Mobile Robotics

Format

The format of this third part of the course will be slightly different. We will make use of a so called "flipped classroom" setup. In addition to reading material like for the previous lectures you will also be provided with last year's recorded lectures and slides in advance of each session. You will be asked to complete a quiz before the session as before but what happens at the session will be different.

You have the material needed to pass the course already with the reading material and the recorded lectures and slides. The session together is meant to add something to that. As I want the sessions to be interactive and everyone feeling that they can be participate I will not record any part of the sessions

A rough outline of the session is

  1. I will start each session with a Q&A part, essentially asking if there are any questions on the lecture that I assume you already watched. So instead of having unanswered questions after the lecture I want you to bring those questions to our session together. This part will take no time if there are no questions.
  2. In the second part I will provide you with some small assignment(s),  connected to the material, to work on in groups. 

As before you will be able to attend over Zoom or from the lecture room. If you attend over Zoom you will work in breakout rooms. I expect you to have a camera so that the people that you interact with can see you. If you attend in real life be prepared to be within speaking distance from other people so that you can talk to each other.

My aim is to make the assignment(s) last max 45min . How long the session actually takes depends on the questions in the first part and the interaction in the second. Hopefully, the reason for taking longer will be that there is value created for you as a student.

 

Content

This part of the course covers mobile robotics.
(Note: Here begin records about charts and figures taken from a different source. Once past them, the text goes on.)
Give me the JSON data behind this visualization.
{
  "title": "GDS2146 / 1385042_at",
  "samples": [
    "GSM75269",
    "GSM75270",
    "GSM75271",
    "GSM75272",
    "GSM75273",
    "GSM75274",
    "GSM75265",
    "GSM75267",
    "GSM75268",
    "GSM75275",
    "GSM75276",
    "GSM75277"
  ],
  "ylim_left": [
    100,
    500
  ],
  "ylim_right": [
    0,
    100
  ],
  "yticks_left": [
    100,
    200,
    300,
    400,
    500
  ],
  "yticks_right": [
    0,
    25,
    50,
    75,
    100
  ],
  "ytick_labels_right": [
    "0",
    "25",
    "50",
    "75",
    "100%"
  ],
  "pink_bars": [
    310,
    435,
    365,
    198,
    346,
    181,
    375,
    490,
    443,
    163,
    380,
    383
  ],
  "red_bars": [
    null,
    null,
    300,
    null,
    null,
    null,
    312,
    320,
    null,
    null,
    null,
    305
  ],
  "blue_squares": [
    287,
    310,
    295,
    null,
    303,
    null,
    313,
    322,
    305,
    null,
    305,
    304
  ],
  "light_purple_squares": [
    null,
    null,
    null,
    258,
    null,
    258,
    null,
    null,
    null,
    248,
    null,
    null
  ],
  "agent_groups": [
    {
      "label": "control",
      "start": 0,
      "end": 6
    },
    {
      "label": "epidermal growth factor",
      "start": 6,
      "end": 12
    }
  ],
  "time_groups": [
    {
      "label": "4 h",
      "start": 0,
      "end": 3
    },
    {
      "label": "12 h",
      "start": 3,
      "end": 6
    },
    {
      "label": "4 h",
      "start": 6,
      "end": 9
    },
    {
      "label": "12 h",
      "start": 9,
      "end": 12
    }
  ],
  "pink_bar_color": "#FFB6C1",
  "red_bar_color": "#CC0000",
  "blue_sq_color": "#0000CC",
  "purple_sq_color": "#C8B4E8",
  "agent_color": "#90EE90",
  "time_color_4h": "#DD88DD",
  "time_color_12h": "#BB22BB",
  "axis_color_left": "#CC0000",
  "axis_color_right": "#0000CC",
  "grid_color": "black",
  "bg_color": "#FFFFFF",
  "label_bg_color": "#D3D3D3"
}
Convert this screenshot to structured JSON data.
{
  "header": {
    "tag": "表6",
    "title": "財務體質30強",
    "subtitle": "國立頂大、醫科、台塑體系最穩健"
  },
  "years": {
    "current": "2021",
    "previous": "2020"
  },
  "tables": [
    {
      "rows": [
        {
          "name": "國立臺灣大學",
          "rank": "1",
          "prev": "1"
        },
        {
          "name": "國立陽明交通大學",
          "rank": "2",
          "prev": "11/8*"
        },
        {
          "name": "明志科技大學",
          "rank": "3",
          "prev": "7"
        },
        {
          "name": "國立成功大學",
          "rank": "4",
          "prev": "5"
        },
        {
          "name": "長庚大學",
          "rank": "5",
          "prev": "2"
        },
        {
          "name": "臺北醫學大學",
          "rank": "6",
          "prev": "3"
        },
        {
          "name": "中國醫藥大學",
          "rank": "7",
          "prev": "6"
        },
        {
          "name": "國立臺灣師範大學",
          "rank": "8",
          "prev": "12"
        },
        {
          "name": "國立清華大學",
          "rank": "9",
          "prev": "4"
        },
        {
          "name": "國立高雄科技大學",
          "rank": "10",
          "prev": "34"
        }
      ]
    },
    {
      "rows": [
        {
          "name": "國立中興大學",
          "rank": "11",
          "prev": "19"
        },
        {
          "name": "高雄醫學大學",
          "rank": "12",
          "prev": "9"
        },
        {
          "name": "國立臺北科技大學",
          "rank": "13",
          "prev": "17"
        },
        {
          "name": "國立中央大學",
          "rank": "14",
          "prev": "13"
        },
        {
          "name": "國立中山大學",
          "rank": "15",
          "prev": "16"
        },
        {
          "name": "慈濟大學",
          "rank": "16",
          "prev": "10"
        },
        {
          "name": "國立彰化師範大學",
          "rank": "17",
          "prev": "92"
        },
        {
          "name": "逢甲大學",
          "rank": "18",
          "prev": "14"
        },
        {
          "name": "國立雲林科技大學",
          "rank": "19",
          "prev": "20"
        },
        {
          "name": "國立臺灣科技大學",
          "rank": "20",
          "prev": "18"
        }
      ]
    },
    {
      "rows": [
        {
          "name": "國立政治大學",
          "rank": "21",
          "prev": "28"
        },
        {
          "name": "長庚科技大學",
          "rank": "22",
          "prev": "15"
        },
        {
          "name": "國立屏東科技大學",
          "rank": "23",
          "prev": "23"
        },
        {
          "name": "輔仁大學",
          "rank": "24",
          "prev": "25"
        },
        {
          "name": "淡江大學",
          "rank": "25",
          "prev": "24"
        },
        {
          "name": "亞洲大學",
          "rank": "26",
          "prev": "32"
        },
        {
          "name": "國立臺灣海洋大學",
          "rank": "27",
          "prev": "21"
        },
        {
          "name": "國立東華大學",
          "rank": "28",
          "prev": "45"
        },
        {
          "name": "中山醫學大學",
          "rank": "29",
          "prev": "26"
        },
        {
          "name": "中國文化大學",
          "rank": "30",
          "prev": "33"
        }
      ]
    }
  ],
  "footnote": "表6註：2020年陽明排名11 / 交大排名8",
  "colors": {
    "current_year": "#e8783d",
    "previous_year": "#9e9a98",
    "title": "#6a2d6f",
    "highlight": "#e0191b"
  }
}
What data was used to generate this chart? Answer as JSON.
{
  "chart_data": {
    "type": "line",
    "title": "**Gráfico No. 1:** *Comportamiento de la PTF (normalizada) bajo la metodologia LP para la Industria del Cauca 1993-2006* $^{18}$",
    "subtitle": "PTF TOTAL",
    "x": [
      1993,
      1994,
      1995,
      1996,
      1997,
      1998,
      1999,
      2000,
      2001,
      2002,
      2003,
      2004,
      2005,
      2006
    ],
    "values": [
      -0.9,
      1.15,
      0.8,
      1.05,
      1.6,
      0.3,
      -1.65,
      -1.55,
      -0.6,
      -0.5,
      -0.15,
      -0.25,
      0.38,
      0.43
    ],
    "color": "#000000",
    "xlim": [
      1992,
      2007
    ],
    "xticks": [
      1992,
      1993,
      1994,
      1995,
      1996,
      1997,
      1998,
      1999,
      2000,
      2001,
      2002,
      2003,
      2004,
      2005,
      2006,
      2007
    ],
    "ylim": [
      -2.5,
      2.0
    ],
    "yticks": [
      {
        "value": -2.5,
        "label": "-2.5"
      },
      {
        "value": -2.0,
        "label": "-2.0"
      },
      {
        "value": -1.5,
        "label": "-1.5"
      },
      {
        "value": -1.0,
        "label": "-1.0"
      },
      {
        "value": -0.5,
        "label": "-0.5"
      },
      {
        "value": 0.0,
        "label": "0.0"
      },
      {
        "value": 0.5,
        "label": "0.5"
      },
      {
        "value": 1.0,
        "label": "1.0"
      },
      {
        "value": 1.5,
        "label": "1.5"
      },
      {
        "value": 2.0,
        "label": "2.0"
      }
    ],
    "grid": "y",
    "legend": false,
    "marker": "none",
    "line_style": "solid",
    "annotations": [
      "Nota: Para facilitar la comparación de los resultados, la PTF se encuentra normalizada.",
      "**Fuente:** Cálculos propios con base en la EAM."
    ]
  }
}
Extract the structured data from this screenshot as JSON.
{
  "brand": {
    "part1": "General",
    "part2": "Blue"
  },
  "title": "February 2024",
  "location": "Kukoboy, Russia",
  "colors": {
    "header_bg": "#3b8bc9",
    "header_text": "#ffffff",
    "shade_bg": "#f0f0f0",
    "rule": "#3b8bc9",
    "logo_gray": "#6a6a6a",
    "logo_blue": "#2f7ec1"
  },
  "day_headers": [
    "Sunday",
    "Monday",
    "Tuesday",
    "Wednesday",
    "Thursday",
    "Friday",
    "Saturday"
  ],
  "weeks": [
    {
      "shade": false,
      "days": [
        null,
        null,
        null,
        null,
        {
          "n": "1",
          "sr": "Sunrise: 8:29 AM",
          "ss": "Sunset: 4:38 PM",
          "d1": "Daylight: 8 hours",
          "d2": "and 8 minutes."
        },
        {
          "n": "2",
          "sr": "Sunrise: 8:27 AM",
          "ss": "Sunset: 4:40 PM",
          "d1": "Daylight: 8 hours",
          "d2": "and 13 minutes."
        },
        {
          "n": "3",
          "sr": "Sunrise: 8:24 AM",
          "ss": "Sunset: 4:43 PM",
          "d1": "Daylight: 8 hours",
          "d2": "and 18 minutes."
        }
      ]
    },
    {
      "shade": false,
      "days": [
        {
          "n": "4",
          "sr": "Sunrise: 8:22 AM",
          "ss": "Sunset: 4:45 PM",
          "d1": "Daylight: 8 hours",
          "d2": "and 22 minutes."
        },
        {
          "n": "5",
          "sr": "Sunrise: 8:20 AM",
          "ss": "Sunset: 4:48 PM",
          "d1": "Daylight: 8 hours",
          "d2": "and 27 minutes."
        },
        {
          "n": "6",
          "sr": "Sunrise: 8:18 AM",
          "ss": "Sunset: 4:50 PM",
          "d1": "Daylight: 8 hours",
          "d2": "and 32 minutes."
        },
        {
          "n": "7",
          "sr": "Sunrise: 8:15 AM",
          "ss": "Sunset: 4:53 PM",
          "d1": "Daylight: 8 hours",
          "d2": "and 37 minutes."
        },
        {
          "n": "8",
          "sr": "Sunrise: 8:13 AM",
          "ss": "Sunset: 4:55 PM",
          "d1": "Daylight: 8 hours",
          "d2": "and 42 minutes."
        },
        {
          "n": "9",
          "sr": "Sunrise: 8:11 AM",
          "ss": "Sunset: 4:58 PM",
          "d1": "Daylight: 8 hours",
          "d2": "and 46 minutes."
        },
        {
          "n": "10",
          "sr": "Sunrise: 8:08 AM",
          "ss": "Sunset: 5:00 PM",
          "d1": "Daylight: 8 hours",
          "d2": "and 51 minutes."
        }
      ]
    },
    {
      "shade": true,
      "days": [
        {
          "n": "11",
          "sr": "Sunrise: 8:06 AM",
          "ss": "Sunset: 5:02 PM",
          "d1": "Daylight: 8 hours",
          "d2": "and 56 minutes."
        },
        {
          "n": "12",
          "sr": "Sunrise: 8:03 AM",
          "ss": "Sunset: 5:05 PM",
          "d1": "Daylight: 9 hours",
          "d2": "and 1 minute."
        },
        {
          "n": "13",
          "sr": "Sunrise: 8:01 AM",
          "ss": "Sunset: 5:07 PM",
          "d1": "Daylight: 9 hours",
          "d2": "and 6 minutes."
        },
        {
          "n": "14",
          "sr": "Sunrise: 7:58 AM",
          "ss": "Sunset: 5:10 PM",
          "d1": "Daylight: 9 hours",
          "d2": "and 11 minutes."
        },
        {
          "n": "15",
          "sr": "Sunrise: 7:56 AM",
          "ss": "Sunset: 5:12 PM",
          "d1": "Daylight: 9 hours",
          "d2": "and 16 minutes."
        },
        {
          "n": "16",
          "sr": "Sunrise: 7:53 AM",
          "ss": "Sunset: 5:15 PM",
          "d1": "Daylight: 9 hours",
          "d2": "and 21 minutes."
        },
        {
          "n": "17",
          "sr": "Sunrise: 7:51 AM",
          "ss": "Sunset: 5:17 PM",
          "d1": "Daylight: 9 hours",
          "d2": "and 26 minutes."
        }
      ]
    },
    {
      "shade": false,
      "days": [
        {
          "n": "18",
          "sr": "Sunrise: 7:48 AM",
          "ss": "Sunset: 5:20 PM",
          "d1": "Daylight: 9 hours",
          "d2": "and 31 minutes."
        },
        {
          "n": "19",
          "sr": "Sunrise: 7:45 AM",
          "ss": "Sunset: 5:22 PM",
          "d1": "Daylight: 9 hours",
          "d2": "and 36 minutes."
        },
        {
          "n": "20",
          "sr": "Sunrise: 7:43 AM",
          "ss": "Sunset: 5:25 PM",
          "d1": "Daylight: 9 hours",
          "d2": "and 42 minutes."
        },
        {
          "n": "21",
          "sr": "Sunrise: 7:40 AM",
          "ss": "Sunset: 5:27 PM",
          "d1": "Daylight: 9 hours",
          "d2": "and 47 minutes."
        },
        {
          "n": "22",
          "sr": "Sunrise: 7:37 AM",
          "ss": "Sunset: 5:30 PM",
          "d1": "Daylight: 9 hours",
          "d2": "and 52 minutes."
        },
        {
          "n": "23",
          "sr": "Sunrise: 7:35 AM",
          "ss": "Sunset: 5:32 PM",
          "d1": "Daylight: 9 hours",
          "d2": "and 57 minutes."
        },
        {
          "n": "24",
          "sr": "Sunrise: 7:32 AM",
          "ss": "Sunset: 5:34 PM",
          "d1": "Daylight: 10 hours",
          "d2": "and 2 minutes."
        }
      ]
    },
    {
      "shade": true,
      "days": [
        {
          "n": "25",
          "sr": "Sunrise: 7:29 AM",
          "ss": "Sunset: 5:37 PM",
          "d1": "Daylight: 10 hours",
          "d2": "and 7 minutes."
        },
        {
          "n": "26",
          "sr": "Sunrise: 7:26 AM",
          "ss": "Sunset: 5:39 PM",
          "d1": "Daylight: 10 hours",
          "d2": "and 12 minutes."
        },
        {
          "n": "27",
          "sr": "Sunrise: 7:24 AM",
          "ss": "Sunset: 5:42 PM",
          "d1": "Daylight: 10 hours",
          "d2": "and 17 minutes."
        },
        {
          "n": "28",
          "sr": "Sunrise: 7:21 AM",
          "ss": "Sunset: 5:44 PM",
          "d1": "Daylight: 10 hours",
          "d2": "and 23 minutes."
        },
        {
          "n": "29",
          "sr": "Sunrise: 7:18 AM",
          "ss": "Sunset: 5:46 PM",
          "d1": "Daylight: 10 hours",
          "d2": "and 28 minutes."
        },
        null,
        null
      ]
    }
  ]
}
We will cover the topics

  • Lecture 9: Locomotion, Sensing and Perception
  • Lecture 10: Localisation
  • Lecture 11: Mapping and SLAM 
  • Lecture 12: Navigation

Most topics are covered in the Springer Handbook of Robotics. The book Probabilistic Robotics covers most of localisation and mapping in a textbook way (i.e. a bit more accessible than the handbook) but it is not complete in scope and give much more details than needed for what it does cover.

This part of the course spans a much larger area of robotics than the previous lectures and the amount of material to read if you wanted to read it all is therefore quite staggering. The aim for this part of the course is to get a basic understanding for the concepts and methods rather than going into details. So when reading, read with that in mind. 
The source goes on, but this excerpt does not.